Pre-prepare: proposer 打包選定的 transactions 到新的區塊裡，簽名後送給 validators。
Prepare: validators 收到 proposal，驗證通過後，簽名同意票 (prepare message)，然後廣播。驗證不過的話，不作任何事。
Commit: validators 收到 2/3 validators 的 prepare messages 後，廣播 commit messages。
收到 2/3 commit message 後，定案此提案 (finalized)。

不同 consensus algorithm 的差異在於:

決定何時由誰提案。注意「何時」需要考慮大家的時間可能無法同步。像 PaLa 的參與者使用 local epoch，使用虛擬的時間。藉由廣播的方式對時，比方說收到 2/3 的人說調整時間 e → e+1，才會更新 local epoch。
如何傳遞和記錄 commit。
如何偵測作壞事 (不當提案、不當投票)。
偵測到作壞事後，處罰的規則。例如沒收參與 validator 時提供的保證金。

另外值得一提的是，和 chain-based POS 相比: chain-based POS 較重視 liveness，而 BFT-style POS 較重視 consistency。原文如下:

Proof of work algorithms and chain-based proof of stake algorithms choose availability over consistency, but BFT-style consensus algorithms lean more toward consistency

先接觸 chain-based 的方法後，一開始覺得 BFT-style POS 好像不夠去中心化。不過想要提升效率 (throughput 和 latency)，必須有適度的中心化。所以，若 validators 的選舉方式夠去中心化，似乎是不錯的平衡。就像現在的民主制度也是代議制度，不是什麼提案都要全民公投。

Pipelined BFT-style POS

BFT-style POS 裡的三個步驟 proposal、prepare、committ 是在一個回合內作完，才會開始下回合。若三者獨立持續進行，不用互等，可提升 throughput。不過天下沒有免費的午餐，將流程 pipeline 後，finality 的條件會變複雜。後面介紹 Ethereum 的 Casper FFG 時，可以體會這點。

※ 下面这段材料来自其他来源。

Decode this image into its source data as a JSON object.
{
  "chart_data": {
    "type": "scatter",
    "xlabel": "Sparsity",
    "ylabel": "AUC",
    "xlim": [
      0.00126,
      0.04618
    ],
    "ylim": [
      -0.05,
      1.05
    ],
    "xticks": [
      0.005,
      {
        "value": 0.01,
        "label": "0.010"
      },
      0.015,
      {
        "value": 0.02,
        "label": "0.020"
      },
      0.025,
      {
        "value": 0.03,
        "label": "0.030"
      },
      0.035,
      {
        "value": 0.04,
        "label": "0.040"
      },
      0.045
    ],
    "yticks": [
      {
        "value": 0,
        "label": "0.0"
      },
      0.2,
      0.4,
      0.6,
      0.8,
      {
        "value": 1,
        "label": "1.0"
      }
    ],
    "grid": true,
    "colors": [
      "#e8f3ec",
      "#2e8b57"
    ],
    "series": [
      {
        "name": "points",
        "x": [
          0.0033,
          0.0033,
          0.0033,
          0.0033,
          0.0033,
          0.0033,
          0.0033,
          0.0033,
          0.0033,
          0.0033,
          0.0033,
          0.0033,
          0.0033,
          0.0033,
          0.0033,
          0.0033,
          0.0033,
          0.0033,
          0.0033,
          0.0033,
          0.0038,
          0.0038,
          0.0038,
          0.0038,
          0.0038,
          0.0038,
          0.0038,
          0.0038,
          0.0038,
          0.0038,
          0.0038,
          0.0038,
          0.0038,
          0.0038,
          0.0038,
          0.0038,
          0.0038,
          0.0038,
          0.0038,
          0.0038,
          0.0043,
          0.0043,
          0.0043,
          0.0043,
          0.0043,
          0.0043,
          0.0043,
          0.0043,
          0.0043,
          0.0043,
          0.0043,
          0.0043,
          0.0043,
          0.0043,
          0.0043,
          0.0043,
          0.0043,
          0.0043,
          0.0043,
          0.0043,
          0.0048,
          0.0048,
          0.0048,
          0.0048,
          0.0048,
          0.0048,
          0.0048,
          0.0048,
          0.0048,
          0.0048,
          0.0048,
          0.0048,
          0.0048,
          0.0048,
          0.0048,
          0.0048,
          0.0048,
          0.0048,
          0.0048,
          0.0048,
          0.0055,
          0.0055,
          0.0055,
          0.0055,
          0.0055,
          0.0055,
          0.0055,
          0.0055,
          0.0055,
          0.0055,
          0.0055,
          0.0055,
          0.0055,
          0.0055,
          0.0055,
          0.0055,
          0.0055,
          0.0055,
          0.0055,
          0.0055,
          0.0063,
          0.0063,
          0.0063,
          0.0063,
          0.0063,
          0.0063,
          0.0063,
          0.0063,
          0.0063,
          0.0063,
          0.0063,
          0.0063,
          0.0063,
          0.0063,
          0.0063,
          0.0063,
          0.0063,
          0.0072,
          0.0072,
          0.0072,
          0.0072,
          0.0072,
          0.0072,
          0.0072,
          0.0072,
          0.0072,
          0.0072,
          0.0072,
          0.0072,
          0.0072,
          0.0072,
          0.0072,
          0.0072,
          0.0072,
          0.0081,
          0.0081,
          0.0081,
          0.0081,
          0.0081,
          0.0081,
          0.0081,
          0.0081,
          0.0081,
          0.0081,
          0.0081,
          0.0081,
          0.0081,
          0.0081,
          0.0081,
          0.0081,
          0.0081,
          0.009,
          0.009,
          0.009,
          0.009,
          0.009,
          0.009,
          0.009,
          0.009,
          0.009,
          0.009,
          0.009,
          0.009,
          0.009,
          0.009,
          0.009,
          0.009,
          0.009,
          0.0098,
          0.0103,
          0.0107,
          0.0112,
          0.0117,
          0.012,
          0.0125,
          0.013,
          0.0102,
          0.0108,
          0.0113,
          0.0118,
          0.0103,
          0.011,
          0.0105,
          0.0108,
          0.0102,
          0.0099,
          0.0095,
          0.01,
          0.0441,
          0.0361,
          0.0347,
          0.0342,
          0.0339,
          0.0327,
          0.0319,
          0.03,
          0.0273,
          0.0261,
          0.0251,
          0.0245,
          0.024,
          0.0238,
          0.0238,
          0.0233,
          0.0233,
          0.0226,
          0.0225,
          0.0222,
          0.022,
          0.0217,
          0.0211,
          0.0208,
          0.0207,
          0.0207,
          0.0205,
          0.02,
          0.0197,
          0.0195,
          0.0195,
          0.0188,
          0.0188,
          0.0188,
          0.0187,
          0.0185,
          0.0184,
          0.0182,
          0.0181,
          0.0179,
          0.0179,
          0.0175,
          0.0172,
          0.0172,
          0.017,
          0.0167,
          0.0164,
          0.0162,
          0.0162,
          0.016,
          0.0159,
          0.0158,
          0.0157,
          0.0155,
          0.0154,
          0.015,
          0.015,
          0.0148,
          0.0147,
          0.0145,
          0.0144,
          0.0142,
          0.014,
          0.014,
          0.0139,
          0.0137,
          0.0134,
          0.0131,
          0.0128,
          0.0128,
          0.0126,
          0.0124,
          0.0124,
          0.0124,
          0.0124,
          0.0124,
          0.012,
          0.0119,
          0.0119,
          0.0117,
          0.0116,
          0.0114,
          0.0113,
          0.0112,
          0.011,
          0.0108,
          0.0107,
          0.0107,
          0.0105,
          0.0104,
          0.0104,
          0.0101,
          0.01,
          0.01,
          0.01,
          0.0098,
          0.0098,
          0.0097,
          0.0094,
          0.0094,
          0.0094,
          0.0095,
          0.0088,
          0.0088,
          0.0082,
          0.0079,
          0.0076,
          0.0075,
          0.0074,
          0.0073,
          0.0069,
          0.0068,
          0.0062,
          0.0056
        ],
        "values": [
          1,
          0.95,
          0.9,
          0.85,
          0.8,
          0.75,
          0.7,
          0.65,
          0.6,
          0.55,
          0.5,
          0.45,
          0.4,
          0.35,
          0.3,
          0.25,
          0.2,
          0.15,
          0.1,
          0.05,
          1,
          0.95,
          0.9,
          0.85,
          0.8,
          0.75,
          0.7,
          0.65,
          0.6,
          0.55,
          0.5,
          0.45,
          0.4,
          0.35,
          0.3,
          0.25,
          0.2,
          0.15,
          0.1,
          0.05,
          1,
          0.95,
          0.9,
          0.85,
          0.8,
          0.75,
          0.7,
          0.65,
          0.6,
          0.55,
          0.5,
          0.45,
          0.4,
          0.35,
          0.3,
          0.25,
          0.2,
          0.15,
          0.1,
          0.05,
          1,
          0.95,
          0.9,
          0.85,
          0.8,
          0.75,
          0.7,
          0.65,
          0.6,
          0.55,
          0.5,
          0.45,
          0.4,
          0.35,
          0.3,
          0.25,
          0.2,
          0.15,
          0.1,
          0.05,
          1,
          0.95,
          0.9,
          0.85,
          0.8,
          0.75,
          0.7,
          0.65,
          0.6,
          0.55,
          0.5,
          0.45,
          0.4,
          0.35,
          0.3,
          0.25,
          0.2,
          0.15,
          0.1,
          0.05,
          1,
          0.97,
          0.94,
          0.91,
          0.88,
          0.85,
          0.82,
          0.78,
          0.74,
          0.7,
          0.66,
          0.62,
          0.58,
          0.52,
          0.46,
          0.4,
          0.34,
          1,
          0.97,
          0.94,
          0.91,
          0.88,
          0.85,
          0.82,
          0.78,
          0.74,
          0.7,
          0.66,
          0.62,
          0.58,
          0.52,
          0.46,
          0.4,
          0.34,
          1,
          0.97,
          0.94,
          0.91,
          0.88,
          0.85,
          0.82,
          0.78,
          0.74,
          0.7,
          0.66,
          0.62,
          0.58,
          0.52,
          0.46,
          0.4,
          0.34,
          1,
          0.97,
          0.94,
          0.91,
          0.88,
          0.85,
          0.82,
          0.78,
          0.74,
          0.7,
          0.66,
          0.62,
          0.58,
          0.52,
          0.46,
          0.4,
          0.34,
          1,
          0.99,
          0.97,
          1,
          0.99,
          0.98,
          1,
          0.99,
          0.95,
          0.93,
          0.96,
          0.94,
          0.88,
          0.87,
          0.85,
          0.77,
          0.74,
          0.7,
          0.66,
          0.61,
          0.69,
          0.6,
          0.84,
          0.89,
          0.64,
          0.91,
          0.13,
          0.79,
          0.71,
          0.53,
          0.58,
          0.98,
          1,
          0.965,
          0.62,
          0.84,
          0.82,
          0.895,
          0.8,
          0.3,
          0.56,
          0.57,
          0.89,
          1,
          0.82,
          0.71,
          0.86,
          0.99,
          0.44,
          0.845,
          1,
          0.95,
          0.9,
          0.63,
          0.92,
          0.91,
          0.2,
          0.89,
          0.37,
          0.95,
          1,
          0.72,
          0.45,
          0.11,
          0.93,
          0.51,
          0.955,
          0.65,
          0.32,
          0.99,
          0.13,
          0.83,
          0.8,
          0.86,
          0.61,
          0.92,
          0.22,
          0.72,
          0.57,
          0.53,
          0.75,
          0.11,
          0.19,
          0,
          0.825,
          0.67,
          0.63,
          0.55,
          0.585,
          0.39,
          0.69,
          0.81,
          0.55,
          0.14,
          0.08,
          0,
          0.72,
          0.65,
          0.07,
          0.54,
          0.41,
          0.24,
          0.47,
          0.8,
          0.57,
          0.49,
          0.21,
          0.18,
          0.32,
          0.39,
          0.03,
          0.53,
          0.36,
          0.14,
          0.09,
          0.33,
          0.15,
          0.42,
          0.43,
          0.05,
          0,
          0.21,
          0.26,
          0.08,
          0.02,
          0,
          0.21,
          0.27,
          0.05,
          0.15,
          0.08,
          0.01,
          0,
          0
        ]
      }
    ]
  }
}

後面介紹幾個屬於此類的 consensus algorithm。

Ethereum 的 Casper the Friendly Finality Gadget

Ethereum 目前用 POW。POW 或 chain-based POS 沒有 finality，遇到 51% attack 時，最長鏈會被翻盤。這是 Casper FFG 想先處理的問題。

Casper FFG (Friendly Finality Gadget) 是相對獨立、架在現在 Ethereum 之上的演算法。每 100 個 block (包含第 0 個 block) 作為 checkpoint (paper 用 100，有在其他討論看到 50)，形成 checkpoint tree。想成為 validator 的用戶先 deposit cryptocurrency 成為 validator，藉由 validator finalize checkpoint，從而保護 51% attack 。

為什麼 Casper FFG 有防範到 51% attack？因為 validator 有放擔保金 (stake) ，作壞事抓包會被罰很重。此外，validator 的利益和 blockchain 的安全性正相關 (錢夠多才能當 validator)，所以 validator 比較沒有動機作壞事。反之，51% attack 的攻擊者是礦工，他們作壞事不會被重罰，在 blockchain 上不見得是有錢人，攻擊動機較高。

Casper FFG 的流程和 PBFT 相似，只是沒有 proposer，由 validators 各自投票。似乎沒有限定投票時限，只有限制投票規則。

投票規則

validator 投票 a →b 表示它認證 checkpoint a → checkpoint b 是有效的。
起點是 justified point; 投票 a → b 時，a 必須是 justified point。
投票 a → b 時必須滿足 h(a) < h(b)，h(x) 表示 x 在 checkpoint tree 的高度。注意這裡沒有限制 h(a) = h(b)-1。之所以放寬這個限制，推測是想讓 validator 可以有效率地一次認證一大段 checkpoints。但由此衍生出一些特殊限制，避免合法分叉。後述。
收到 2/3 (用 stake 比例算) a → b 的投票後，b 視為 justified checkpoint

h(x) 和 justified chain 示意圖，出自 https://github.com/ethereum/research/blob/master/papers/casper-basics/casper_basics.pdf

Finality 規則

若 b 是 a 的 direct child (i.e., h(b) = h(a) + 1)，則 a 視為 finalized。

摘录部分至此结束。